Among those whose expenses in the spotlight was Sir Paul Beresford, Tory member for the Mole Valley in Surrey. (It’s amazing how many MP knights there are who are virtually unknown beyond their own patch).

A former leader of Wandsworth council, Sir Paul was knighted in 1990 for services to inner-city regeneration. His expenses earned attention because he nominated a property that includes a dentist’s surgery, above a shop in Putney, as his second home.

Sir Paul is the dentist. He even carried on with drill and pliers while serving for three years as an environment minister in John Major’s Government.

His dentistry is part-time, it must be said.

But a patient told The Daily Telegraph, which investigated this unusual arrangement: “I think he does dentistry at least four days a week” (including Sundays). “I knew he was an MP because he’s always rushing from here to there.”

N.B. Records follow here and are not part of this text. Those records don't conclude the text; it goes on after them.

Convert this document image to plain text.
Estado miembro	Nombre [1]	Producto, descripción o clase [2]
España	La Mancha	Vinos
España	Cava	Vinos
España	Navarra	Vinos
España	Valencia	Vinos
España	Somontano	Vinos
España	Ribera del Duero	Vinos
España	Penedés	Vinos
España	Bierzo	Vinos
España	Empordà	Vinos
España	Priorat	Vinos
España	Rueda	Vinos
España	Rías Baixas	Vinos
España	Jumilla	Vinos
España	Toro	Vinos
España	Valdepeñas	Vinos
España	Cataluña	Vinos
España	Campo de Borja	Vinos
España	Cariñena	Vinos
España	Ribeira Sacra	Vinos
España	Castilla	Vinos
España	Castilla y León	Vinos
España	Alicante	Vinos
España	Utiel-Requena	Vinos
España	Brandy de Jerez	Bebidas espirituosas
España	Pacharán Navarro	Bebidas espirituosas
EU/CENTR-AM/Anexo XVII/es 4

Sir Paul himself said: “Patients are aware and accept the Commons takes precedence and accept short-notice cancellations.”

Since expanding the practice with other dentists, Sir Paul no longer claims allowances.

While he did so, the waiting room doubled as his sitting room in the evenings.

Bizarre in itself, the arrangement is strong evidence that MPs don’t have enough to do.

Last week on BBC TV’s Question Time, Richmond MP William Hague admitted that the number of MPs should be reduced by “at least ten per cent”.

Come on, William. Forty or even fifty per cent is surely a better measure of the slack.

MPs currently face so little Parliamentary work that their summer break has been extended to three months. Given your own promise to abandon, or suspend, your extensive writing, speaking and business commitments, adding, say, Ryedale or the Vale of York to your Richmond constituency should be a breeze. Maybe you could take on the whole of rural North Yorkshire, where they would certainly welcome you with outstretched arms.

A crackdown on MPs’ outside jobs is, of course, an urgently-needed reform. Coupled with it should be giving MPs some collective power. At present, governments can, and often do, ramrod through policies against the opposition of even their own MPs. This is a major denial of democracy and must end.

The battle cry of the public during the expenses saga has been: “It’s our House of Commons, not yours”. But cleaning up the expenses system will bring little long-term significant gain unless the Commons is seen in many other ways to come closer to the public.

Mind you, not so close as to have your MP peering into your mouth and poking about for cavities.

MIDDLESBROUGH down; Newcastle down; Sunderland survive. But none of the elite trio of North-East soccer clubs, fighting for their Premiership lives, avoided defeat in their last, crucial game. Perhaps they would have done better fielding only players born in the region. Their overseas imports probably thrive more on success than the adversity which brings out the best in the natives.